DRYS - very, very undervalued. This is all you need to know: $100 stock previously, now $3, fundamentals are improving, Europe and China are recovering so global shipping will increase in the future. Stock investing is like riding a bicycle - it doesn't matter how fast you're going - all that matters is how fast you're going compared to before. In case of FIO, it was moving about -20 mph before, now it's going 0 mph. Hey, you've improved by 20 mph, even though it's going 0 mph. That's why the stock is going up. The same is true with DRYS.
Might hit $18 sooner than I thought previously. If you short this stock, you might make 10 cents here and there, but when it explodes, you'll lose $3+. So many shorts were shorting at $12 and under - just doesn't make sense.
Also bought DRYS today - undervalued just like FIO.
FOMC meeting next week. Don't want to be in the market at all. 100% cash. Don't press your luck too much especially with SVXY since it can gap down 5 overnight and you might be stopped out at a much lower price. Wait for the next mini correction and then get back in.
Sold all my SVXY. Liquidated all my other stocks today. I just never get too greedy, so I try for nice steady gains without too much volatility in the portfolio.
There's 1 flaw in your above logic: if you buy and hold for 7 years, the chance that VIX will double or triple over a relatively short period of time is probably about 80% - meaning that you will lose a large portion of the gains or have huge losses during a short period.
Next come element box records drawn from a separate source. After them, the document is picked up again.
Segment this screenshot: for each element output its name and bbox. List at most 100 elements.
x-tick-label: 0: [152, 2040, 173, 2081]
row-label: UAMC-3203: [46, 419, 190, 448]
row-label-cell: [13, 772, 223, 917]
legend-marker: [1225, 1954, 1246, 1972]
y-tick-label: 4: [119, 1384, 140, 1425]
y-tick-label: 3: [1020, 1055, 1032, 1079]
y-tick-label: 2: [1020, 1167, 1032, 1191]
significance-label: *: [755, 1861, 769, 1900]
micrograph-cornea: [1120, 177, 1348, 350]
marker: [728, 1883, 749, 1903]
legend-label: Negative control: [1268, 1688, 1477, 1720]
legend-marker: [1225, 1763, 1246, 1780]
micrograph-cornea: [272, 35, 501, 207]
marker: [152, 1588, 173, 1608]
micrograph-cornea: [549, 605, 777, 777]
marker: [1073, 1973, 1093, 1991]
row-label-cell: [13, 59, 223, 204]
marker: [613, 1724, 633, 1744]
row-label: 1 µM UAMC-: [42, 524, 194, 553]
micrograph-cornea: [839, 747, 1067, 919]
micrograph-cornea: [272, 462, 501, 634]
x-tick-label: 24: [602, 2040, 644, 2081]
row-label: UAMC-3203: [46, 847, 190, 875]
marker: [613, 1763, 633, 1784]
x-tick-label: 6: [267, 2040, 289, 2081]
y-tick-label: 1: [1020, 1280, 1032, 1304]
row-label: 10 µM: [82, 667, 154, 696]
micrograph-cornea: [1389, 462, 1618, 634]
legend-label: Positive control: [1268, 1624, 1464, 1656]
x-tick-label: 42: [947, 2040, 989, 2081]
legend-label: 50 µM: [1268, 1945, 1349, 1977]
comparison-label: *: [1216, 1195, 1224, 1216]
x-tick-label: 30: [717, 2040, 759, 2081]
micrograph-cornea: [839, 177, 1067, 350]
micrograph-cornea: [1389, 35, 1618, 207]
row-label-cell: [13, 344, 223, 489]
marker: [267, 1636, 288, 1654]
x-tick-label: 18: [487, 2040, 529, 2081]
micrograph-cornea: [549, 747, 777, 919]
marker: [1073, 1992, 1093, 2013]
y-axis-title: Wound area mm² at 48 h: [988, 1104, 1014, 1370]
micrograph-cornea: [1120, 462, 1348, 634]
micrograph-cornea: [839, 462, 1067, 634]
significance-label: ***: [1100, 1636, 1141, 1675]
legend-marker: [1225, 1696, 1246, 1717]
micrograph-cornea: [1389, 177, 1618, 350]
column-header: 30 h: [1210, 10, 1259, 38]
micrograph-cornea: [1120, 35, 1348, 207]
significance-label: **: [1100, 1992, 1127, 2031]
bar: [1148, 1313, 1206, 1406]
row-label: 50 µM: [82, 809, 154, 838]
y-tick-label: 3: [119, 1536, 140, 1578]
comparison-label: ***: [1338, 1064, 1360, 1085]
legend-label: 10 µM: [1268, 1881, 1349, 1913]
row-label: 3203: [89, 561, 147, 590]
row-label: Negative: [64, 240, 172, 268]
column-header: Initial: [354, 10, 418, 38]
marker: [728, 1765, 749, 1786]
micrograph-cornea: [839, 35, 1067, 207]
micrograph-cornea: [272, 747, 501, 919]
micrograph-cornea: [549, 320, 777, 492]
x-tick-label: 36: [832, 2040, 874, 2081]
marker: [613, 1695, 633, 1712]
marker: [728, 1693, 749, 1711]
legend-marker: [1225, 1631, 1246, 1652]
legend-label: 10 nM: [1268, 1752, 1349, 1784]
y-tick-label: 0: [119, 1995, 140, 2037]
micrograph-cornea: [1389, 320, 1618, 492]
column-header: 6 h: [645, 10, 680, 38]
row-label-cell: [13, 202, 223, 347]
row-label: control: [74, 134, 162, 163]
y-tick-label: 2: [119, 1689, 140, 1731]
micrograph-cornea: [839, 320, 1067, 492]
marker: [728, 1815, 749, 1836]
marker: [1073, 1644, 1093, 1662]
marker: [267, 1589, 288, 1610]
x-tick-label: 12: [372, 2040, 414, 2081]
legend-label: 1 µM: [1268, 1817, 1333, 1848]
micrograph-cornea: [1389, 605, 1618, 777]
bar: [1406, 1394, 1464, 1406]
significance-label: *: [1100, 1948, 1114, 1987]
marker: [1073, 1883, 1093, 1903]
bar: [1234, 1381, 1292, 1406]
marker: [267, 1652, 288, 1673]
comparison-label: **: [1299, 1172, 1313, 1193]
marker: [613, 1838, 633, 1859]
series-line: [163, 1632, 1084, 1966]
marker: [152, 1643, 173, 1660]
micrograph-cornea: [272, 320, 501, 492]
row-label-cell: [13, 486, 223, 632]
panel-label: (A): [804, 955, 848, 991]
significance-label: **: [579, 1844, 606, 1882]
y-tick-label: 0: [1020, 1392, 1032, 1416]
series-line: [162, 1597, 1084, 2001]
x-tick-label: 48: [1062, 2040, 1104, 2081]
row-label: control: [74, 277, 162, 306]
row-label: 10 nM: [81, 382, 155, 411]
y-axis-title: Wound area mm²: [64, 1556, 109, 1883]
Except for minor blips here and there, for about 50+ years, housing generally didn't go down and people thought it could never go down over a sustained period ... until it actually went down.
1. Company sandbagged this month's guidance (extremely low guidance) so that they can beat it.
2. At $40, it was way overvalued, at about $11 it's undervalued (JMHO).
3. Top-flight client base including FB and AAPL.
4. Buyout price is probably about $20/share.
I've seen sandbagging going on with GRPN in 11/2012, COH 02/2013, TSL in 11/2012, CMG 10/2012, DD in 12/2012 and a dozen other stocks. If they meet the low expectations, it'll go up 50% in a heartbeat. So you either believe in this company or you don't believe in this company. I've been negative on this stock for a long time, but my views turned positive when I realized that it's gotten so cheap that even a meeting of expectations will enable this stock to zoom up in a big way.